Estaba demasiado oscuro para ver la esfera del reloj, pero sabía que aquel día no dormiría. Regresé al lugar donde me alojaba, a la casa junto a la palmera raquítica, para lavarme y esperar. Pensé en ángeles y en Nilla; y me pregunté si amor y muerte iban de la mano.
Al día siguiente los aviones para Inglaterra ya volaban otra vez.

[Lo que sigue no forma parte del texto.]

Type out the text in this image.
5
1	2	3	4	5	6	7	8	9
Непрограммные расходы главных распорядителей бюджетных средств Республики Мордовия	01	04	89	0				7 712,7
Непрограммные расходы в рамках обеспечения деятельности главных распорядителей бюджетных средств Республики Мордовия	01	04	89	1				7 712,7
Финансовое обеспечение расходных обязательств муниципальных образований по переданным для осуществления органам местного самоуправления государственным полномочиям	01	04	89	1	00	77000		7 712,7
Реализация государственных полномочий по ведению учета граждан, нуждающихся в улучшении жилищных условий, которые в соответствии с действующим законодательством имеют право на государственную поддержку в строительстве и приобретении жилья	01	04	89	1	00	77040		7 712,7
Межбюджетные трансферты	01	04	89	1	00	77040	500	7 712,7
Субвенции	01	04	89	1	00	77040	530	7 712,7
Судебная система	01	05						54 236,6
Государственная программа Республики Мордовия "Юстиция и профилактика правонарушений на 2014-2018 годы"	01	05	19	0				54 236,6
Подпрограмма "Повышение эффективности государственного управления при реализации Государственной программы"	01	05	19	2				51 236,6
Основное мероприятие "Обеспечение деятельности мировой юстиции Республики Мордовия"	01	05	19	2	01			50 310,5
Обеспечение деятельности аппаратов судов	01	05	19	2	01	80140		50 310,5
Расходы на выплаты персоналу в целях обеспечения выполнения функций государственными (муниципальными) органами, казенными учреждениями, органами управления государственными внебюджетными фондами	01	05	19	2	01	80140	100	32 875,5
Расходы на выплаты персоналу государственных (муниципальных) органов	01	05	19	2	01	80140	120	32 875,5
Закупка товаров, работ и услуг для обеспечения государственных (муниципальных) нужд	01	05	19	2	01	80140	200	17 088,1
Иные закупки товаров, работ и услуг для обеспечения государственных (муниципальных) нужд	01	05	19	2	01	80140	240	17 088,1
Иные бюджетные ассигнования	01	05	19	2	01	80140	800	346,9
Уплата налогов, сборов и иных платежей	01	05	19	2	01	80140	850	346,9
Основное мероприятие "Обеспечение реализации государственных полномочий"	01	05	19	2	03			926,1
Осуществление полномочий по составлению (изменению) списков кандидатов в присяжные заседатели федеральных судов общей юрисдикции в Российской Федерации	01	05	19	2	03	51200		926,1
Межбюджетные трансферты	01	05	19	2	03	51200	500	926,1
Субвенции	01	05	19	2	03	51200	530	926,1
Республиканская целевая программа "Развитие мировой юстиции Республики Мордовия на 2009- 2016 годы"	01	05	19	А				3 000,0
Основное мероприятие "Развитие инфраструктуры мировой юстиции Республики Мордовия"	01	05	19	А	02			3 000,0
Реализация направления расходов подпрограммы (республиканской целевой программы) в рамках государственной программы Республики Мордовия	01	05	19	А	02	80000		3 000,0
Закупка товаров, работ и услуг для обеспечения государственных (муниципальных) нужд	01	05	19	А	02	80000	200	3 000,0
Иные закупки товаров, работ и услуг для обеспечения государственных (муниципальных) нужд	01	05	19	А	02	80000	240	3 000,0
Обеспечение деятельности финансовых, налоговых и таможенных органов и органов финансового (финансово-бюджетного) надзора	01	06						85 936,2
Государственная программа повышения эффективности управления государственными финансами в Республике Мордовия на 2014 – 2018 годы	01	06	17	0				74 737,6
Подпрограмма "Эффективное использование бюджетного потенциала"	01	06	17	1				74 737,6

Me sentía extraño, la falta de sueño me había hundido en ese estado depresivo en el que todo parece monótono y de la misma importancia; cuando todo da igual y parece que la realidad esté desgastada y raída. El viaje en taxi hasta el aeropuerto fue una pesadilla. Tenía calor y estaba cansado e irritable. Llevaba una camiseta en el bochorno de Los Ángeles; el abrigo estaba guardado en el fondo de la maleta, donde había estado durante toda mi estancia.
El avión estaba abarrotado, pero no me importaba.
La azafata recorría el pasillo con la prensa: el Herald Tribune, el USA Today y el L.A. Times. Cogí un ejemplar del Times, pero las palabras se iban de mi cabeza a medida que las recorría con la vista. Nada de lo que leí se quedó conmigo. No, miento. En alguna parte, al final del periódico, había un artículo sobre un asesinato triple: dos mujeres y un niño pequeño. No se daban nombres y no sé por qué habría de retener el artículo como lo hice.
Pronto me quedé dormido. Soñé que me follaba a Nilla mientras le manaba sangre lentamente de los ojos cerrados y de los labios. La sangre era fría y viscosa y pegajosa, y me desperté helado por el aire acondicionado del avión, con un sabor desagradable en la boca. Tenía la lengua y los labios secos. Miré por la ventana ovalada y llena de arañazos, observé las nubes y se me ocurrió entonces (no por primera vez), que las nubes eran en realidad otra tierra, donde todo el mundo sabía exactamente qué buscaba y cómo regresar al lugar donde empezó su camino.
Mirar las nubes es una de las cosas que más me han gustado siempre de volar. Eso, y lo cerca que uno se siente de su propia muerte.
Me envolví en la manta delgada del avión y dormí un poco más, pero, si tuve más sueños, entonces no me dejaron ninguna huella.
Se levantó una ventisca poco después de que el avión aterrizase en Inglaterra y se cargó el suministro eléctrico del aeropuerto. Yo estaba solo en un ascensor del aeropuerto en ese momento, y se quedó a oscuras y atascado entre dos pisos. Una débil luz de emergencia se encendió con un parpadeo. Apreté el botón de alarma carmesí hasta que la batería se gastó y dejó de sonar; entonces, me estremecí, vestido con mi camiseta de Los Ángeles, en el rincón de mi cuartito plateado. Observé cómo mi aliento echaba vapor al aire y me abracé para darme calor.
No había nada allí excepto yo; aun así, me sentía a salvo. Pronto vendría alguien y forzaría las puertas. Al final, alguien me dejaría salir; y sabía que pronto estaría en casa.